Consider a uniform square plate of side 'a' and mass 'm' The moment of inertia of heis plate about an axis perpendiucalar to its plane and passing through one of its corners is

To find the moment of inertia of a uniform square plate of side 'a' and mass 'm' about an axis perpendicular to its plane and passing through one of its corners, we can follow these steps: ### Step 1: Moment of Inertia about the Center First, we need to calculate the moment of inertia of the square plate about an axis passing through its center. The formula for the moment of inertia \( I_{CM} \) of a square plate about an axis perpendicular to its plane and passing through its center is given by: \[ I_{CM} = \frac{1}{6} m a^2 \] ### Step 2: Finding the Distance to the Corner Next, we need to find the distance from the center of the plate to the corner where the axis is located. The distance from the center of the square to a corner can be calculated as follows: The diagonal of the square is given by: \[ d = a\sqrt{2} \] Since we need the distance from the center to the corner, we take half of the diagonal: \[ \text{Distance} = \frac{d}{2} = \frac{a\sqrt{2}}{2} \] ### Step 3: Applying the Parallel Axis Theorem Now we can apply the Parallel Axis Theorem, which states that: \[ I = I_{CM} + m d^2 \] where \( d \) is the distance from the center of mass to the new axis.

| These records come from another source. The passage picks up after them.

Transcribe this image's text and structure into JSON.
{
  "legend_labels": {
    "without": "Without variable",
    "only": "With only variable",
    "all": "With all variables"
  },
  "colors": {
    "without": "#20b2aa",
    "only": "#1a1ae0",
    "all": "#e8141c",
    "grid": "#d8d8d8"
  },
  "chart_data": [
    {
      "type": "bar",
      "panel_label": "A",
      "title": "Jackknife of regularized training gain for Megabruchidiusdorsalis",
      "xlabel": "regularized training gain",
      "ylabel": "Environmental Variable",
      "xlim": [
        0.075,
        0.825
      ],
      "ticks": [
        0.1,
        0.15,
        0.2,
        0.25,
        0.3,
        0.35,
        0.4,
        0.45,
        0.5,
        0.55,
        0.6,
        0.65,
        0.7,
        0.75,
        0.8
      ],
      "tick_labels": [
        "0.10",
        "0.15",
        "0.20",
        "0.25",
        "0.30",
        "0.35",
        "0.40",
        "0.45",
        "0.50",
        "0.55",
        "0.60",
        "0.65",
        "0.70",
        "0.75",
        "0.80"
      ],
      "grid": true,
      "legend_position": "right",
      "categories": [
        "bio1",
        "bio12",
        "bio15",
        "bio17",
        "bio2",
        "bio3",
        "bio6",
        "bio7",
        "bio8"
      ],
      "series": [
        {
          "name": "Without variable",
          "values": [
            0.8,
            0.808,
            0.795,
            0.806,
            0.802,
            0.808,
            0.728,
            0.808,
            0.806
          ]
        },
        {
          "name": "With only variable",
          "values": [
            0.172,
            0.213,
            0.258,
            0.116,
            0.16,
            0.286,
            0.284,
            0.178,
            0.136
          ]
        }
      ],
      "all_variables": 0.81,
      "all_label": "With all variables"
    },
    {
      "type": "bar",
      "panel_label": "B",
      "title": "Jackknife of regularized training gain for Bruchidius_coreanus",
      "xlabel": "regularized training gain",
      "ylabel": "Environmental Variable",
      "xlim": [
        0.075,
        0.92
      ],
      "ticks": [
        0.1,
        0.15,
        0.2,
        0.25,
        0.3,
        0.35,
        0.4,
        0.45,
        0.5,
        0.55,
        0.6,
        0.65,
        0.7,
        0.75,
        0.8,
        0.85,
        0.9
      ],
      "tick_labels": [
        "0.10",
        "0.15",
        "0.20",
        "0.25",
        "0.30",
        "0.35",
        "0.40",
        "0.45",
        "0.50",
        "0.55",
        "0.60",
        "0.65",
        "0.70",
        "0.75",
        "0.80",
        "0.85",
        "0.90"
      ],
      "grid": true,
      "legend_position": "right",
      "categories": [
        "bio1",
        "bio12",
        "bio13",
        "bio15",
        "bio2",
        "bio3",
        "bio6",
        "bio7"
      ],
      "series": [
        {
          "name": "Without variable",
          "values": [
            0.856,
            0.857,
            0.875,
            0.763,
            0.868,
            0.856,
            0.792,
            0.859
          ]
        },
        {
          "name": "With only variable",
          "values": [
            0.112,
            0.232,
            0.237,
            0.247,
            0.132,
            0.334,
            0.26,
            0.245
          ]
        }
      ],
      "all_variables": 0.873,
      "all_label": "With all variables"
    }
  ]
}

Substituting the values we have: \[ I = \frac{1}{6} m a^2 + m \left(\frac{a\sqrt{2}}{2}\right)^2 \] Calculating \( \left(\frac{a\sqrt{2}}{2}\right)^2 \): \[ \left(\frac{a\sqrt{2}}{2}\right)^2 = \frac{2a^2}{4} = \frac{a^2}{2} \] Now substituting this back into the equation: \[ I = \frac{1}{6} m a^2 + m \cdot \frac{a^2}{2} \] ### Step 4: Simplifying the Expression Now we combine the terms: \[ I = \frac{1}{6} m a^2 + \frac{3}{6} m a^2 = \frac{4}{6} m a^2 = \frac{2}{3} m a^2 \] ### Final Result Thus, the moment of inertia of the square plate about the axis passing through one of its corners is: \[ I = \frac{2}{3} m a^2 \]